Friday, Oct. 06, 1961
For Survival
On any given weekday, the 16-sky-scraper complex of Manhattan's Rockefeller Center is likely to contain 38,000 office workers and 160,000 assorted shoppers, sightseers, and moviegoers at the Radio City Music Hall. Could those crowds survive the hazards of radiation if a nuclear bomb fell on New York? Last week, deciding that the answer could be yes, Rockefeller Center, Inc. announced the start of a fallout shelter program that may well be the largest undertaking of its kind in the country.
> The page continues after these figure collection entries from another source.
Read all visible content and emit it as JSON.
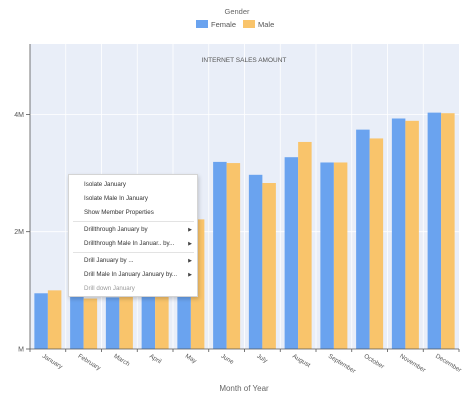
{
  "chart_data": {
    "type": "bar",
    "title": "INTERNET SALES AMOUNT",
    "legend_title": "Gender",
    "legend_position": "top-center",
    "xlabel": "Month of Year",
    "ylabel": "",
    "ylim": [
      0,
      5200000
    ],
    "yticks": [
      {
        "value": 0,
        "label": "M"
      },
      {
        "value": 2000000,
        "label": "2M"
      },
      {
        "value": 4000000,
        "label": "4M"
      }
    ],
    "grid": true,
    "categories": [
      "January",
      "February",
      "March",
      "April",
      "May",
      "June",
      "July",
      "August",
      "September",
      "October",
      "November",
      "December"
    ],
    "series": [
      {
        "name": "Female",
        "color": "#6aa3ef",
        "values": [
          950000,
          900000,
          880000,
          920000,
          1250000,
          3190000,
          2970000,
          3270000,
          3180000,
          3740000,
          3930000,
          4030000
        ]
      },
      {
        "name": "Male",
        "color": "#f9c46b",
        "values": [
          1000000,
          860000,
          940000,
          960000,
          2210000,
          3170000,
          2830000,
          3530000,
          3180000,
          3590000,
          3890000,
          4020000
        ]
      }
    ]
  },
  "context_menu": {
    "items": [
      {
        "label": "Isolate January",
        "has_submenu": false,
        "disabled": false
      },
      {
        "label": "Isolate Male In January",
        "has_submenu": false,
        "disabled": false
      },
      {
        "label": "Show Member Properties",
        "has_submenu": false,
        "disabled": false
      },
      {
        "label": "Drillthrough January by",
        "has_submenu": true,
        "disabled": false
      },
      {
        "label": "Drillthrough Male In Januar.. by...",
        "has_submenu": true,
        "disabled": false
      },
      {
        "label": "Drill January by ...",
        "has_submenu": true,
        "disabled": false
      },
      {
        "label": "Drill Male In January January by...",
        "has_submenu": true,
        "disabled": false
      },
      {
        "label": "Drill down January",
        "has_submenu": false,
        "disabled": true
      }
    ],
    "separators_after": [
      2,
      4
    ]
  },
  "colors": {
    "plot_background": "#e9eef8",
    "gridline": "#ffffff",
    "axis": "#555555",
    "text": "#555555"
  }
}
In accordance with civil defense regulations, Rockefeller Center has had certain inside corridors and rooms marked off as shelter areas since 1950. Now, with the help of an outside engineering firm (Manhattan's Guy B. Panero, Inc.), the center's management is drastically revising its plans to prepare for both light fallout (3,000 roentgens or less), when 24-hour protection would suffice, and for heavy fallout (10,000 roentgens), which might require quarantine for two weeks or more. Preparing first for light fallout, the center is marking off shelter space on each floor of its buildings, has asked tenants (including the Associated Press, TIME Inc. and the National Broadcasting Co.) to help provide food, medical supplies and emergency lights for the shelters.
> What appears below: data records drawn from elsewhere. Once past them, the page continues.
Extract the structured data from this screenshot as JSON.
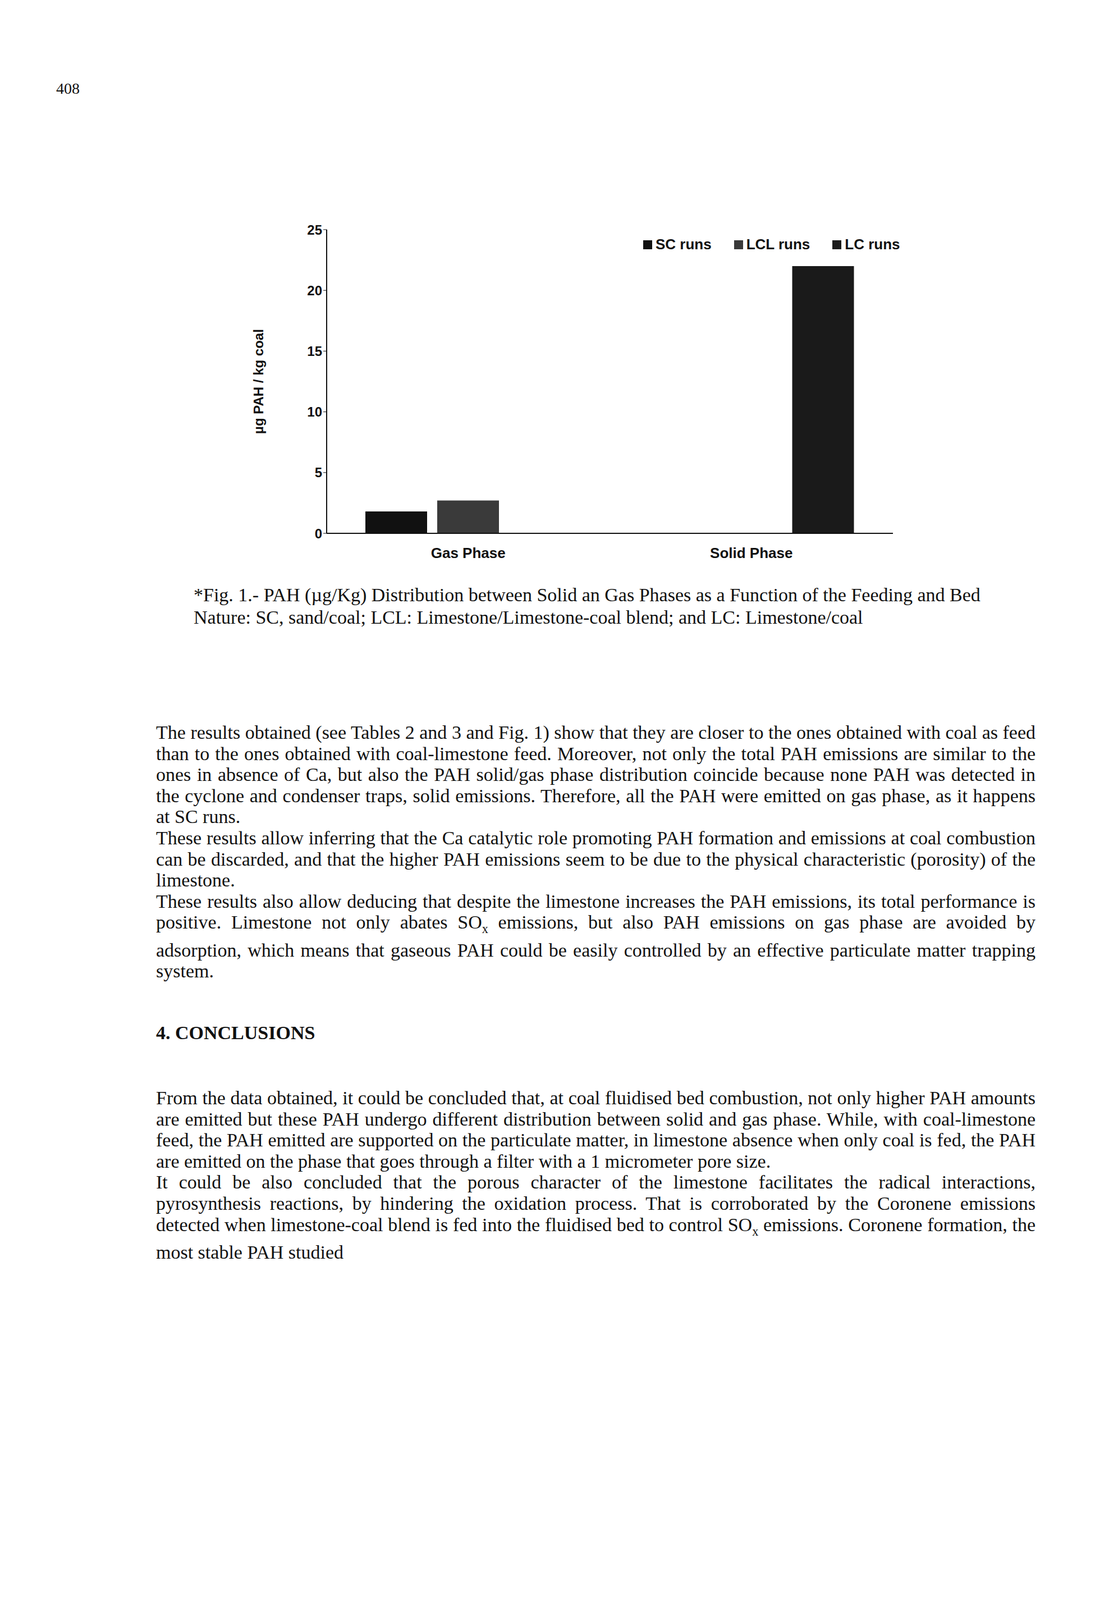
{
  "page_number": "408",
  "chart_data": {
    "type": "bar",
    "categories": [
      "Gas Phase",
      "Solid Phase"
    ],
    "y_label": "µg PAH / kg coal",
    "ylim": [
      0,
      25
    ],
    "yticks": [
      0,
      5,
      10,
      15,
      20,
      25
    ],
    "series": [
      {
        "name": "SC runs",
        "color": "#111111",
        "values": [
          1.8,
          0
        ]
      },
      {
        "name": "LCL runs",
        "color": "#3a3a3a",
        "values": [
          2.7,
          0
        ]
      },
      {
        "name": "LC runs",
        "color": "#1a1a1a",
        "values": [
          0,
          22
        ]
      }
    ]
  },
  "caption": "*Fig. 1.- PAH (µg/Kg) Distribution between Solid an Gas Phases as a Function of the Feeding and Bed Nature: SC, sand/coal; LCL: Limestone/Limestone-coal blend; and LC: Limestone/coal",
  "body": [
    "The results obtained (see Tables 2 and 3 and Fig. 1) show that they are closer to the ones obtained with coal as feed than to the ones obtained with coal-limestone feed. Moreover, not only the total PAH emissions are similar to the ones in absence of Ca, but also the PAH solid/gas phase distribution coincide because none PAH was detected in the cyclone and condenser traps, solid emissions. Therefore, all the PAH were emitted on gas phase, as it happens at SC runs.",
    "These results allow inferring that the Ca catalytic role promoting PAH formation and emissions at coal combustion can be discarded, and that the higher PAH emissions seem to be due to the physical characteristic (porosity) of the limestone.",
    "These results also allow deducing that despite the limestone increases the PAH emissions, its total performance is positive. Limestone not only abates SOx emissions, but also PAH emissions on gas phase are avoided by adsorption, which means that gaseous PAH could be easily controlled by an effective particulate matter trapping system."
  ],
  "section_heading": "4. CONCLUSIONS",
  "conclusions": [
    "From the data obtained, it could be concluded that, at coal fluidised bed combustion, not only higher PAH amounts are emitted but these PAH undergo different distribution between solid and gas phase. While, with coal-limestone feed, the PAH emitted are supported on the particulate matter, in limestone absence when only coal is fed, the PAH are emitted on the phase that goes through a filter with a 1 micrometer pore size.",
    "It could be also concluded that the porous character of the limestone facilitates the radical interactions, pyrosynthesis reactions, by hindering the oxidation process. That is corroborated by the Coronene emissions detected when limestone-coal blend is fed into the fluidised bed to control SOx emissions. Coronene formation, the most stable PAH studied"
  ]
}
The center can easily be made safe from light fallout: a survey has already proved that the center's water tanks--all located underground--are safe from radiation; windows in the central control board room in the yo-story RCA building are being bricked up to preserve the center's communications with its buildings. Next year the center will start on a far harder project--safeguarding underground shelters where workers and sightseers could wait out heavy fallout. Says Center President G. S. Eyssell: "We hope and pray that the thing we're preparing for will never happen, but we must still prepare for it."